Greg Praske, ARG and M&A
Praske is not stranger to agent consolidation. ARG under his leadership acquired five agencies over the years, including GNS and Freedom Solutions Group. But ARG also was courted by suitors of its own, and Praske said the company went through a deep process evaluating a potential deal with a private equity investor.
It was a family fund for "one of the most world-renown" PE investors, Praske said. Praske said the prospective buyer was looking for a high level of information on ARG and various facets of its business. ARG had much of that information on hand, thanks to Power's work building ARG's database decades ago.
And the parties had gotten quite close to a deal, but it ultimately fell short.
“Even when you get to the final stages, if the deal doesn’t align to your motivations, you can’t proceed," Praske told Channel Futures.
Key Advice for Sellers
If there's more to life than EBITD and multiples, what else is there?
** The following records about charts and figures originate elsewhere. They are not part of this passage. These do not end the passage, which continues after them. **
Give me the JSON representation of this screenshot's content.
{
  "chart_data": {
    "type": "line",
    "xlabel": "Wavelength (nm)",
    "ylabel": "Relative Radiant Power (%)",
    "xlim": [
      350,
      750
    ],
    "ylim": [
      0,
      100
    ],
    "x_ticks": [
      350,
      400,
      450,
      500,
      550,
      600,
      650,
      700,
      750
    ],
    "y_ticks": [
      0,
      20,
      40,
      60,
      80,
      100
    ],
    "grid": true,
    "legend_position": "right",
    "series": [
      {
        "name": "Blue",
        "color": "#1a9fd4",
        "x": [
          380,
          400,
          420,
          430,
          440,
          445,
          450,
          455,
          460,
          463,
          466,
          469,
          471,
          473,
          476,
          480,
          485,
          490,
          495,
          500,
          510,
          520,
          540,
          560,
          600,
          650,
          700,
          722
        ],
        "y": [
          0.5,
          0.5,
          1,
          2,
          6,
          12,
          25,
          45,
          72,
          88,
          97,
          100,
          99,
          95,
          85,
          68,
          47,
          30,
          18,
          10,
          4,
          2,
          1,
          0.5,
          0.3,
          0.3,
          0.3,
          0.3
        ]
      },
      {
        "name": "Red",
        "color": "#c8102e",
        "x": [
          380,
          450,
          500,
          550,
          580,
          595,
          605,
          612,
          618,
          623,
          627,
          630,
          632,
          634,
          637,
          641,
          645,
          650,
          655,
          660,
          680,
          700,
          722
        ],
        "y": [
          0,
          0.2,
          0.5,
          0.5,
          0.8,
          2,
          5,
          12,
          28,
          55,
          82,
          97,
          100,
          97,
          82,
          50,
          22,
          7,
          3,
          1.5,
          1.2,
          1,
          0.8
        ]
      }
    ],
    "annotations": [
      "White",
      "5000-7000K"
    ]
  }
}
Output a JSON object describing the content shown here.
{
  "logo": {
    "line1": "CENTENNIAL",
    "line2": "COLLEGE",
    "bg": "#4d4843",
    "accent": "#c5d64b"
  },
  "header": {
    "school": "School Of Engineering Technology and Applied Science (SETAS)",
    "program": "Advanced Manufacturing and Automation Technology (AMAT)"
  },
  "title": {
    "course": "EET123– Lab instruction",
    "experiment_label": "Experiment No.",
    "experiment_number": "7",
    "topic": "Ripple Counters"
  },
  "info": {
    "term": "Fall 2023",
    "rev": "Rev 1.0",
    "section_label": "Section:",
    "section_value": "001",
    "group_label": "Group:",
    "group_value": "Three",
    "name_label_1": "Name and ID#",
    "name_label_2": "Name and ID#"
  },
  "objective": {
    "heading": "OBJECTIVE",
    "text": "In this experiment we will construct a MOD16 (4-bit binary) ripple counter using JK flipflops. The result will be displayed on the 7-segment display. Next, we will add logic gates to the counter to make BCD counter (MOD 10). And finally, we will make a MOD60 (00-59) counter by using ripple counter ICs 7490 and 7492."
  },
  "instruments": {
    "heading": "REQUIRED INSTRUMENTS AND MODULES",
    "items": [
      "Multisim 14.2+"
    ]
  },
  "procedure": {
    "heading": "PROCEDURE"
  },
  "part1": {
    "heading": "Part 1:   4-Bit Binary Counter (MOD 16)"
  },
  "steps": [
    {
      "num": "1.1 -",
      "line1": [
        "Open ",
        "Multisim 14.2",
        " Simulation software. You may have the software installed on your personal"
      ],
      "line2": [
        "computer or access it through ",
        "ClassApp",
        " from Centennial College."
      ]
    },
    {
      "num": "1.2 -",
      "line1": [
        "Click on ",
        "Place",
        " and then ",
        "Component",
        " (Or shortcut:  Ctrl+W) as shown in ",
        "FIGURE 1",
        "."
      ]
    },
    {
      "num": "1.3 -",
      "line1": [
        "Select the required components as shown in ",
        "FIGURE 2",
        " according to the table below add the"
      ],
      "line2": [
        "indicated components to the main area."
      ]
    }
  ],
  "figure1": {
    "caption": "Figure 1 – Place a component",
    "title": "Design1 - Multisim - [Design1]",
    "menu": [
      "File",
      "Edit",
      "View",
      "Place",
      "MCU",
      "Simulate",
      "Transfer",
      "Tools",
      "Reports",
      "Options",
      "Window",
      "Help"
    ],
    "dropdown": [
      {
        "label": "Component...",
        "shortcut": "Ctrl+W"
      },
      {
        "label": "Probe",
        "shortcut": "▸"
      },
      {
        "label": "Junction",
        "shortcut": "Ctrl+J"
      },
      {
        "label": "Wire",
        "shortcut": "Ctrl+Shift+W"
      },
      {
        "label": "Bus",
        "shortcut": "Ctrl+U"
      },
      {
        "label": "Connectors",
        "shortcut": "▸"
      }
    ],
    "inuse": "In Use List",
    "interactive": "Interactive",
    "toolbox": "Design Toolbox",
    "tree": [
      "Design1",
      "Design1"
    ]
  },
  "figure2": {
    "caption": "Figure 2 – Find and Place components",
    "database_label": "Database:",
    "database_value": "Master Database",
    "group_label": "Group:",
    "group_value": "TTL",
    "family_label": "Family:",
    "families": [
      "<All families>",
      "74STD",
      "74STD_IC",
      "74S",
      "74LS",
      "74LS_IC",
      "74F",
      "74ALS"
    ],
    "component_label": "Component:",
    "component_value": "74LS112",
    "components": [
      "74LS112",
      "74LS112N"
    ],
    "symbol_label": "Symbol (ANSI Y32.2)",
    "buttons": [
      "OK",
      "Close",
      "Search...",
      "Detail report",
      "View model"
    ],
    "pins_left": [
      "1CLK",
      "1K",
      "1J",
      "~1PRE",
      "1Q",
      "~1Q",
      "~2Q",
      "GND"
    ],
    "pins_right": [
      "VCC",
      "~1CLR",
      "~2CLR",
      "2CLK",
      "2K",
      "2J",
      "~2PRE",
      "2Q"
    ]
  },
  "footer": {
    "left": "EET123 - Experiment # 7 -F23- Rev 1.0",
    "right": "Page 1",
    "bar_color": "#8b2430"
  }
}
Some of the other elements buyers are looking for include growth rates, revenue mix, cost of sale and details about their customer base. EBITDA growth rate, in particular, has proven particular decisive in the offers partners have received. An agency with a growth rate of negative 10% might earn 2 or 3-times cash on cash return for the PE investor, whereas an agency growing at 10% or more could generate 10-times or more. Simply put, that's because the equity investor knows it won't need to put additional funds into a base that is already growing to begin with.
Praske also pointed to customer mix – namely, that investors are looking for more breadth in the agents' client base.
"It sounds like it shouldn't be a surprise, but the vast majority of these agents have the majority of their revenue tied up in at most a handful of clients. Like literally five to ten clients," Praske said. "And that poses a pretty big risk for a buyer. In this industry, everybody likes to talk about their big deals, and that's wonderful. But if you only have a few big deals, and that is the majority of your revenue, you need to prove to a buyer that that's stable revenue."
Praske and Power also urge partners to assemble a team for this process, including a sell-side advisor or investment banker, legal help and accounting.
"Our position is you’re missing the boat if you try to do this yourself," Power said. "It's just not smart, especially since you're going up against the big boys."